Labs may not be overwhelmed by the IQCP process, but that doesn’t mean it can be completed overnight. “It will take a lot of time and thought for a lab to write its plans,” says Nooney. “Labs should pick what they think will be the easiest test, start gathering the information they think they will need, and start writing. And then they should go back over it until they feel it is completed. If necessary, ask another coordinator to review the plan.”

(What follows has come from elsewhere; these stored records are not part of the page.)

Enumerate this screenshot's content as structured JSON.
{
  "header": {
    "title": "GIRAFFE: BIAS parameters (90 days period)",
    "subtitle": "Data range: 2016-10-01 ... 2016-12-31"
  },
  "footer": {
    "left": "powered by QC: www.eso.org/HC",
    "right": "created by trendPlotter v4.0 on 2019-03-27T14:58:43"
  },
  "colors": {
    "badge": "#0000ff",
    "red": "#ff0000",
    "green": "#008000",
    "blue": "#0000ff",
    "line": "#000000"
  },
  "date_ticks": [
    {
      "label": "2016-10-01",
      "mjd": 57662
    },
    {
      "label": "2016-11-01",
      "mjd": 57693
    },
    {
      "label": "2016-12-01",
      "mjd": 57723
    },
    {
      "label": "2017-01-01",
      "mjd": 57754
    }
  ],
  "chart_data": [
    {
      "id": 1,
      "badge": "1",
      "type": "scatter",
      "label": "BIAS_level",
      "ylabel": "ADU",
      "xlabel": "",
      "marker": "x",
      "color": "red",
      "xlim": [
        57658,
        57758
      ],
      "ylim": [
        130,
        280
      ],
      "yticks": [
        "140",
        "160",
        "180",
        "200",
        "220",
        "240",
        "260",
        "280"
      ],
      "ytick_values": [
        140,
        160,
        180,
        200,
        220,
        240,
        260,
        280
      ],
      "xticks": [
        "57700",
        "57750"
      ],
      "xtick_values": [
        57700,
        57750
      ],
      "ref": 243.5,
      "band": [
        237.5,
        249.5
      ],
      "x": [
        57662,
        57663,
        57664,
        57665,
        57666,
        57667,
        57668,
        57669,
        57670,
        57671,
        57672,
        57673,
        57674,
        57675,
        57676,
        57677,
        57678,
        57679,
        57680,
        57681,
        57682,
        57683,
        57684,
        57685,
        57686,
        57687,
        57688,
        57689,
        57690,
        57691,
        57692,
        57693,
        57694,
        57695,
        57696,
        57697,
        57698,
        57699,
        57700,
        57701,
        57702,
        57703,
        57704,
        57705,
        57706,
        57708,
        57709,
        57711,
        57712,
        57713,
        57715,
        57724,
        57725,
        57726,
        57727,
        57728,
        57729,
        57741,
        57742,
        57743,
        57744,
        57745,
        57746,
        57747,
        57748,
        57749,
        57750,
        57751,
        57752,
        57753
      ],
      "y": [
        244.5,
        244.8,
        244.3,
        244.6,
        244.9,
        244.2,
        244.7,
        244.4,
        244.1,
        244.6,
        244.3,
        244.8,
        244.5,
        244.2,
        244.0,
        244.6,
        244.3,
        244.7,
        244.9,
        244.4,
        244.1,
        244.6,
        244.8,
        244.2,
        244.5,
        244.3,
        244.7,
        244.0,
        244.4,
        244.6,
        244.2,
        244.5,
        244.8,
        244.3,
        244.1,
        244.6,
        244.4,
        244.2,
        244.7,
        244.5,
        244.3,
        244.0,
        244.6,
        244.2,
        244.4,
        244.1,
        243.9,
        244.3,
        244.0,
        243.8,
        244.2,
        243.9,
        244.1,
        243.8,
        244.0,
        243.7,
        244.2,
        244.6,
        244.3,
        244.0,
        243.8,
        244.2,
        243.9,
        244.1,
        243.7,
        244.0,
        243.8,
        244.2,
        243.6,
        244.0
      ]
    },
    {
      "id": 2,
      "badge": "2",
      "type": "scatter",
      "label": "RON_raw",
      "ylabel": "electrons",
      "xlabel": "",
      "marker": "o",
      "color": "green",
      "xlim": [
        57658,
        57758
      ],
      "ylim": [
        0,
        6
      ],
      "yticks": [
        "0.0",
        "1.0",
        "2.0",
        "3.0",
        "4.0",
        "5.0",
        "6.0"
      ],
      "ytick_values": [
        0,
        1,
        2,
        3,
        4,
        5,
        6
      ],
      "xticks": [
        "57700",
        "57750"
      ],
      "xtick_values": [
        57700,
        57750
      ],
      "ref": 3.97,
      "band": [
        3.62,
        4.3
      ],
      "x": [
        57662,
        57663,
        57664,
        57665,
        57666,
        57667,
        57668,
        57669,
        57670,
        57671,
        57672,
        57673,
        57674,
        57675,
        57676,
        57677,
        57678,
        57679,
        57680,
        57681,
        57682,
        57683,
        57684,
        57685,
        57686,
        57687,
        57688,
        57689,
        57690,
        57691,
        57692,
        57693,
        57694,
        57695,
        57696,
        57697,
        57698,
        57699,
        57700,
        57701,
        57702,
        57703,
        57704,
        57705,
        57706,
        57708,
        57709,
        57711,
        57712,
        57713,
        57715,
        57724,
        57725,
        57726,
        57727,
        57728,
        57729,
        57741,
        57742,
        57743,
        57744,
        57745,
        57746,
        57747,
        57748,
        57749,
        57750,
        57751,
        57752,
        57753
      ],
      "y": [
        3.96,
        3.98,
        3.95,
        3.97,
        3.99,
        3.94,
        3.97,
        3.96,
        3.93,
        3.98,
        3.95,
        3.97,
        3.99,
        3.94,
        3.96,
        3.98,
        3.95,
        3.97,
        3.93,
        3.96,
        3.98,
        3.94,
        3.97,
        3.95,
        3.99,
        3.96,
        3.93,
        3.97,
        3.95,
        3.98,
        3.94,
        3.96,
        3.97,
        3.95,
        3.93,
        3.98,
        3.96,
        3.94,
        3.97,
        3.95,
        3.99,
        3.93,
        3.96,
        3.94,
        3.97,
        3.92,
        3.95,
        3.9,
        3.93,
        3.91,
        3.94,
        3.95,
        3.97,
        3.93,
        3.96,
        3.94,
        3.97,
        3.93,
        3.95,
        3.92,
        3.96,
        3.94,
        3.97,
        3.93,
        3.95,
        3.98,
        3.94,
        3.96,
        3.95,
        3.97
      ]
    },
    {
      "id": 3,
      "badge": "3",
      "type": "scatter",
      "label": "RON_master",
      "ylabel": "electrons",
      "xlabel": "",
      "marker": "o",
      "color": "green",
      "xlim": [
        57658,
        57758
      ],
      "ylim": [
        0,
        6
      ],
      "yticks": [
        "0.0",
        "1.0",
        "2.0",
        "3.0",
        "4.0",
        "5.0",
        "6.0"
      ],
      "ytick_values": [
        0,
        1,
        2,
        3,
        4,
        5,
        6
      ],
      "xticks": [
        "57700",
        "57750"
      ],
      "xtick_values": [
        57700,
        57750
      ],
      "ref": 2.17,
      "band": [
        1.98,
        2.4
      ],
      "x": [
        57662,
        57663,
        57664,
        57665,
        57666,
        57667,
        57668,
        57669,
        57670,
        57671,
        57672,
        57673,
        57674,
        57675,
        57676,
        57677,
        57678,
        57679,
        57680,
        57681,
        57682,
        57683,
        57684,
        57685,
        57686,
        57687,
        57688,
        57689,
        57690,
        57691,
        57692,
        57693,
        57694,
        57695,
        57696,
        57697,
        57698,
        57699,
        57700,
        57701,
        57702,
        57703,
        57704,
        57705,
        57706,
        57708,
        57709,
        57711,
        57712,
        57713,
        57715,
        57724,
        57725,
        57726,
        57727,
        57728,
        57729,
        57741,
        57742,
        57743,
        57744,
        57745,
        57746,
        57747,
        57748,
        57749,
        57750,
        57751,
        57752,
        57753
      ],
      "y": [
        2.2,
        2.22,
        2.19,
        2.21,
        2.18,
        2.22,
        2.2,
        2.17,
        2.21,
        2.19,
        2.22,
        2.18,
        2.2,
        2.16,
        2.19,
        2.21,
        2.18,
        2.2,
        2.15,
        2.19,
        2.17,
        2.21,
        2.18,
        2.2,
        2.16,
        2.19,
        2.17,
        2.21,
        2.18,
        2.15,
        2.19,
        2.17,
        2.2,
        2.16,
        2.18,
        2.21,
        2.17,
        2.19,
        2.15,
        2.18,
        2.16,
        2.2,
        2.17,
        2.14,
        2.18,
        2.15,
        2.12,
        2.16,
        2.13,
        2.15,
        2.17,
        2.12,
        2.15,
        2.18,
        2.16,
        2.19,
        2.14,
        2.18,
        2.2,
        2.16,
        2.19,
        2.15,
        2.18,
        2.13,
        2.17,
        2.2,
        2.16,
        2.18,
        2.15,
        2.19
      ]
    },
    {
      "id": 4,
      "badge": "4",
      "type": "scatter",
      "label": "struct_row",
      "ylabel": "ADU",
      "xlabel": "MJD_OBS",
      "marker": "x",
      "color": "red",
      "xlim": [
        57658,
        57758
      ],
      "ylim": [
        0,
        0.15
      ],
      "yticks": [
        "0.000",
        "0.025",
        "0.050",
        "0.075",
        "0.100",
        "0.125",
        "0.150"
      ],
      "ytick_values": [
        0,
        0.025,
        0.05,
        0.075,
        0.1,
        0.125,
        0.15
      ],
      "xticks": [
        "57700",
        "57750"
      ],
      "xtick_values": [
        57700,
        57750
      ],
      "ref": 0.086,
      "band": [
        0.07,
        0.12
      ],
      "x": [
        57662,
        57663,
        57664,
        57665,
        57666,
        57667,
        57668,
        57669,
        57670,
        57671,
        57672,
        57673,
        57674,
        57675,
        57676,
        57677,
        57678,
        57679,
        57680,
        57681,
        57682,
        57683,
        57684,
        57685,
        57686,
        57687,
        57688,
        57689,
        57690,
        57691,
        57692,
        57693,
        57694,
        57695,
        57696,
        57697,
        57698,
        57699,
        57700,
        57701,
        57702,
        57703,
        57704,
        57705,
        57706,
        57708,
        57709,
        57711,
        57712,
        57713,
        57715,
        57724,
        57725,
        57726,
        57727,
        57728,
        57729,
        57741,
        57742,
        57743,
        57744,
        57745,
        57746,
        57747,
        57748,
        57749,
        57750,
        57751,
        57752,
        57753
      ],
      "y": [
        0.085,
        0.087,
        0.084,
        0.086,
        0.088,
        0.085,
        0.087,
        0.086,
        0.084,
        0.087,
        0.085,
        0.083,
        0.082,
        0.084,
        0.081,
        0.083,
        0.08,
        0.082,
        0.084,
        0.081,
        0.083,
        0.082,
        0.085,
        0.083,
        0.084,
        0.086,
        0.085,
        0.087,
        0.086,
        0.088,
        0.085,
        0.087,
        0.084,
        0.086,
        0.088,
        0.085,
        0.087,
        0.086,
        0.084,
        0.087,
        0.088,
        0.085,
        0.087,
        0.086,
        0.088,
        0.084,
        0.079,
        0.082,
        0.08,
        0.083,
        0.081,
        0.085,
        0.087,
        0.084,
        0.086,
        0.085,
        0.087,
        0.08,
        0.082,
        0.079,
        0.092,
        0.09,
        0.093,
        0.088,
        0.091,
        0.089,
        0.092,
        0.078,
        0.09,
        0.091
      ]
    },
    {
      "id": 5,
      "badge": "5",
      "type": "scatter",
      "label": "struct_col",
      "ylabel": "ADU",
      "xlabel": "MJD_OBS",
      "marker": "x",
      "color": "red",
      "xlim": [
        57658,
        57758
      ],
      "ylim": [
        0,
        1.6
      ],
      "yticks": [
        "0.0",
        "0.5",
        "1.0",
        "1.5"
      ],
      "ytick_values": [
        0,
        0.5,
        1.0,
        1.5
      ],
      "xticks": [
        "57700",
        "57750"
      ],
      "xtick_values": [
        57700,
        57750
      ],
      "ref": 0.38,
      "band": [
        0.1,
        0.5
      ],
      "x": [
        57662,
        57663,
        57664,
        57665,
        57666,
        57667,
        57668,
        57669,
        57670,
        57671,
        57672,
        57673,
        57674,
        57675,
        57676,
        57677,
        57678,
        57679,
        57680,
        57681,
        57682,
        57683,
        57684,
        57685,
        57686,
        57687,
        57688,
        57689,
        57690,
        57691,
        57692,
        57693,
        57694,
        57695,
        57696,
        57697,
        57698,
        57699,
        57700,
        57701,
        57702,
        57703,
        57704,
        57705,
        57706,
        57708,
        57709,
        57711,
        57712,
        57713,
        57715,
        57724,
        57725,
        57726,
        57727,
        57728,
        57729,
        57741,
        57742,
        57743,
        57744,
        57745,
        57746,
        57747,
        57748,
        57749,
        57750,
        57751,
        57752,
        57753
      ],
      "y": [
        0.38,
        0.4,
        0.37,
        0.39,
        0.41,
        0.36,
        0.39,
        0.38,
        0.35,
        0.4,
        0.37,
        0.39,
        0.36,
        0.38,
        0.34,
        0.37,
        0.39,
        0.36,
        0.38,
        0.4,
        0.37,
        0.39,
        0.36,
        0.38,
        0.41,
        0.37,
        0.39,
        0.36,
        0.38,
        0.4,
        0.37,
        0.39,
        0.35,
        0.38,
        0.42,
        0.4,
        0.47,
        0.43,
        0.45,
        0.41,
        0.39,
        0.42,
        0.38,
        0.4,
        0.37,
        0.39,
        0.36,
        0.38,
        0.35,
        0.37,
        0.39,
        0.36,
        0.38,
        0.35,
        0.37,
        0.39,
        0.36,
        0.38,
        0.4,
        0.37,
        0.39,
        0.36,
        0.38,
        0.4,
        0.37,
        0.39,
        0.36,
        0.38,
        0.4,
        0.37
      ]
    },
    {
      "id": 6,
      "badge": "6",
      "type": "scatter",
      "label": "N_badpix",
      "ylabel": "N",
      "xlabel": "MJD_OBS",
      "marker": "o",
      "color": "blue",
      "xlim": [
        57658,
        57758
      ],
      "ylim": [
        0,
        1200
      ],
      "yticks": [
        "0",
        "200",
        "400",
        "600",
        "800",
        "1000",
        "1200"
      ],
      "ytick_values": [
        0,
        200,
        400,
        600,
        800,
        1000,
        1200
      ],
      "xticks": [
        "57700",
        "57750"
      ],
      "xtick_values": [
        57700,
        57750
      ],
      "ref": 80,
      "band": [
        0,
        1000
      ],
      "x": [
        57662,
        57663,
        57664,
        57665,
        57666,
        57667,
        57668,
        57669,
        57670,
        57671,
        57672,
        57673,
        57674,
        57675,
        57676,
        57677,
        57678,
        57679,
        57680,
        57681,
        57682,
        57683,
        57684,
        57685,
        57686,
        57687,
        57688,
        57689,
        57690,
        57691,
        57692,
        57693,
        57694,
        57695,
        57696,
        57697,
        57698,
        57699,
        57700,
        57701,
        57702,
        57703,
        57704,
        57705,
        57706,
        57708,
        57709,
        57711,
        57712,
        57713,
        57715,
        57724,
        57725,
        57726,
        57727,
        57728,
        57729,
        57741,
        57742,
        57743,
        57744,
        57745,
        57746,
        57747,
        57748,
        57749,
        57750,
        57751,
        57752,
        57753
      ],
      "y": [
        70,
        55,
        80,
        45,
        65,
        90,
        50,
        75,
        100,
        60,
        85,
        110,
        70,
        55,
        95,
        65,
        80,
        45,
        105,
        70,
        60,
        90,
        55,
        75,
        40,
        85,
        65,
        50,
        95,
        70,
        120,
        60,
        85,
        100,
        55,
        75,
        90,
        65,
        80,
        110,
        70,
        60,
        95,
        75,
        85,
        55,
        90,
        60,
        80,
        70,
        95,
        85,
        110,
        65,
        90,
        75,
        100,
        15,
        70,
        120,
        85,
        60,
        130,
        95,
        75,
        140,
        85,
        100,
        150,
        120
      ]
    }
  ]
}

“My lab is accredited by the College of American Pathologists (CAP), so what I found most useful is the flow diagram on the CAP website on how to get started with IQCP,” says Ng. “Specifically, labs should figure out which tests are not eligible for IQCP and remove them from their task list. Next, identify tests having external QC performed in accordance with CLIA regulations. If the lab doesn’t intend to change this external QC frequency, then there is no need for an IQCP. So the list of eligible tests will get shorter. Finally, identify the tests for which the lab is already applying EQC, or for which reduced frequency of external QC may be desirable. These are the tests for which the lab needs to start writing IQCPs.”
“Labs should start with areas that are currently using EQC,” advises Mears. “Also, when performing a risk assessment, labs need to think outside of the box—especially if other departments outside the lab are involved in the process.”
“At the least, the ability of the QC procedures to detect medically allowable errors should be evaluated,” says Brooks. “Read the glossary. Understand it yourself. IQCP makes sense.”
Whatever else experts may advise, the first message to labs is to get started. “Start now,” says Jenkins. “Start with what you are already doing. Write what you do, and make sure you do what you write.”
Steve Halasey is chief editor of CLP.